Jak co roku w pierwszy weekend czerwca rzesza biegaczy zakochanych w górach, a zwłaszcza w Tatrach, ściąga do Zakopanego. W tych właśnie dniach odbywa się tam Zakopiański Weekend Biegowy z Sokołem, czyli cykl trzech biegów górskich organizowanych przez zakopiańskie gniazdo Towarzystwa Gimnastycznego „Sokół”.
W skład tegorocznego cyklu weszły:
- VIII Bieg Sokoła na dystansie 15,6 km
- VIII Wysokogórski Bieg im. dh. Franciszka Marduły na dystansie 32 km, podczas którego odbywają się Mistrzostwa Polski w Skyrunningu
- VI Bieg im. hr. Władysława Zamoyskiego na dystansie 10 km. (bieg do Morskiego Oka).
Nie muszę dodawać, że przysłowiową wisienką na torcie, dla każdego górskiego ścigacza jest właśnie Bieg Marduły. Niejednemu może się zakręcić w głowie zarówno od wysokości, jak i całkiem wyśrubowanych limitów. Podejście na Nosal, a później Karb, jest tylko wstępem kolejnego podejścia, tym razem na Kasprowy Wierch. Wszystko to w czasie 3,5 godziny, a później już tylko zbieg do centrum Zakopanego, by przed upływem 6 godzin zameldować się na mecie.
Spora liczba dyskwalifikacji w tym roku pokazała, że nie jest to łatwy bieg dla każdego.
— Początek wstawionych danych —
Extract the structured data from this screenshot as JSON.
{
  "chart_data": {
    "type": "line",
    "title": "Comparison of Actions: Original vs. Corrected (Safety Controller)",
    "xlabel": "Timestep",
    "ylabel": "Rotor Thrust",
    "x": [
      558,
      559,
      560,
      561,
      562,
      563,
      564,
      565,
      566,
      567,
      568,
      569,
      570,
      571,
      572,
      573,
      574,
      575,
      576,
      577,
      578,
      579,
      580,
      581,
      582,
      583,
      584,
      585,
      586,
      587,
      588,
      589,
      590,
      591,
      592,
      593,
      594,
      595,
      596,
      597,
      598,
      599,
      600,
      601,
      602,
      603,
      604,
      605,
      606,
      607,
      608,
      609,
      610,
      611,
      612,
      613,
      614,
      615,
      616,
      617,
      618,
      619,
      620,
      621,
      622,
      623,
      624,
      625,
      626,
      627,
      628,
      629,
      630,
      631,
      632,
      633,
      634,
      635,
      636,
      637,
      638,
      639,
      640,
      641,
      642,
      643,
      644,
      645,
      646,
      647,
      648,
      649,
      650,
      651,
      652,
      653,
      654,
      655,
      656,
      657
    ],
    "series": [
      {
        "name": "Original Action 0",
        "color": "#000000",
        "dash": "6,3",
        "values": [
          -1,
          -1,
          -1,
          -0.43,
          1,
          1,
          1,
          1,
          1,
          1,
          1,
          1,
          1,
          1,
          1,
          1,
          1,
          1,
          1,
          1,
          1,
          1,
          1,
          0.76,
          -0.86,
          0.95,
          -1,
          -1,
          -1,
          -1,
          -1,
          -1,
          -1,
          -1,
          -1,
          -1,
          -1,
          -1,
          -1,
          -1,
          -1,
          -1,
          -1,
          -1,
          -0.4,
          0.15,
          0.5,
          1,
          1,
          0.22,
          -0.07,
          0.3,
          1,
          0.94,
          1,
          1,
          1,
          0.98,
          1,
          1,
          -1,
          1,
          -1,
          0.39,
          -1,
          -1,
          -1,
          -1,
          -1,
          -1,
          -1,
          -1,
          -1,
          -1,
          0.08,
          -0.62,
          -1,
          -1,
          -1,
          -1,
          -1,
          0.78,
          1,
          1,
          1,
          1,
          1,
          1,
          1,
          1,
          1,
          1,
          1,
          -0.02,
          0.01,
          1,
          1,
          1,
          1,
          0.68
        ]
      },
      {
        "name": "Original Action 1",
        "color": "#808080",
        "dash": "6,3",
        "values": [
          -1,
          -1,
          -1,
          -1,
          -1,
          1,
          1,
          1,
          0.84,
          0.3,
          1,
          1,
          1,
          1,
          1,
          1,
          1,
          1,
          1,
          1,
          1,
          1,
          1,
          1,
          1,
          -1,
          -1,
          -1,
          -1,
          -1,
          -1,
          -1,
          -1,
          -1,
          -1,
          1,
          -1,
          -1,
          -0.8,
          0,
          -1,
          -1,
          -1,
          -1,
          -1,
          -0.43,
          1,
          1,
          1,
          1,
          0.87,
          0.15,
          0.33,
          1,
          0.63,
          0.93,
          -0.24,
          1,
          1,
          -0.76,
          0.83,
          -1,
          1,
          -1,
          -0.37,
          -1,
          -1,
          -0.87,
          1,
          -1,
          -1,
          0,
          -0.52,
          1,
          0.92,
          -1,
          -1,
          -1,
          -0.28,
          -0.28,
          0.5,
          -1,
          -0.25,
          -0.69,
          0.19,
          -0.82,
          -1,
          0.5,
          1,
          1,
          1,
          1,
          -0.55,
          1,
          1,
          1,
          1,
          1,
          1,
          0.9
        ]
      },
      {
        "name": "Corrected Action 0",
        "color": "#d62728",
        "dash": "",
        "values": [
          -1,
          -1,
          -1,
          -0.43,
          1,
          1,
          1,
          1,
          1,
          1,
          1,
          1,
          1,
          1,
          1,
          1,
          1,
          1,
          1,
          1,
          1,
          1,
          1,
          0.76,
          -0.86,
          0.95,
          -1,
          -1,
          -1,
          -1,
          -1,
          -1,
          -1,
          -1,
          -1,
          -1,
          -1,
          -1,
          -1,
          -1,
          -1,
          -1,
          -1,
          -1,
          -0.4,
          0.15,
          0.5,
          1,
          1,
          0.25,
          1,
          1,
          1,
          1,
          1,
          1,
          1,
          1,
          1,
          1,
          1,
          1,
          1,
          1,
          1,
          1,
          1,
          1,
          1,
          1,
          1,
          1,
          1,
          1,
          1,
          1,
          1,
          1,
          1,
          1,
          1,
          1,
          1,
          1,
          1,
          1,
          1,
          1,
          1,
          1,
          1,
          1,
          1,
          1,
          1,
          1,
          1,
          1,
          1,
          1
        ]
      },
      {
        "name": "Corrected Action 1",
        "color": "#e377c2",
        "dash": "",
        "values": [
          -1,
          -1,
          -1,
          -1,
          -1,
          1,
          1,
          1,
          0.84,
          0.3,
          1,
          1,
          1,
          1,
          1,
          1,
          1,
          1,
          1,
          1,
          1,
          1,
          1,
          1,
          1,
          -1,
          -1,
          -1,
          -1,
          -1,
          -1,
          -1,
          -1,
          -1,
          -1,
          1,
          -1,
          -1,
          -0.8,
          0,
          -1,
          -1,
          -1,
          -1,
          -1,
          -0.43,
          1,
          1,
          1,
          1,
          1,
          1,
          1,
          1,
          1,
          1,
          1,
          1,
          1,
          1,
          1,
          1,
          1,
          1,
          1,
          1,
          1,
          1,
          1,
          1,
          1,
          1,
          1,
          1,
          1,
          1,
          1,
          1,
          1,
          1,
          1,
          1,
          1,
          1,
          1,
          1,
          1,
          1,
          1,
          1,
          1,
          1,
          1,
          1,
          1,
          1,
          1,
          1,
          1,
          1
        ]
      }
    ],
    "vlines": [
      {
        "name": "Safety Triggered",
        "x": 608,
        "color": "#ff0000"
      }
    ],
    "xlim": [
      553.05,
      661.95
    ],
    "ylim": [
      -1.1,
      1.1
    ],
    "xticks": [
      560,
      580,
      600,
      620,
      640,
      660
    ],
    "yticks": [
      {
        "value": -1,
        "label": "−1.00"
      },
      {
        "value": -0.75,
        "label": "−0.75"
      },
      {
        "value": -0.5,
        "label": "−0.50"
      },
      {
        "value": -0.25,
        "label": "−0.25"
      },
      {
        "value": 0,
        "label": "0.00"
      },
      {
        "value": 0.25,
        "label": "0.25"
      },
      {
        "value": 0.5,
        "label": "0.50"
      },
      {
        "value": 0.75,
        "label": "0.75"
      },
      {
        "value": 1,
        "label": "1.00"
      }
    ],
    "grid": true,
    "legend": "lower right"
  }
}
Zwycięzcą biegu i Mistrzem Polski, kolejny rok z rzędu okazał się Marcin Świerc, który dobiegł na metę z czasem 3:01:19.
Piszący tą relację - Michał Hadam, miał wątpliwą przyjemność być ostatnim zawodnikiem na Kasprowym. Ale ostatnim, który zmieścił się w limicie i mógł kontynuować bieg. Jedna minuta spóźnienia, i...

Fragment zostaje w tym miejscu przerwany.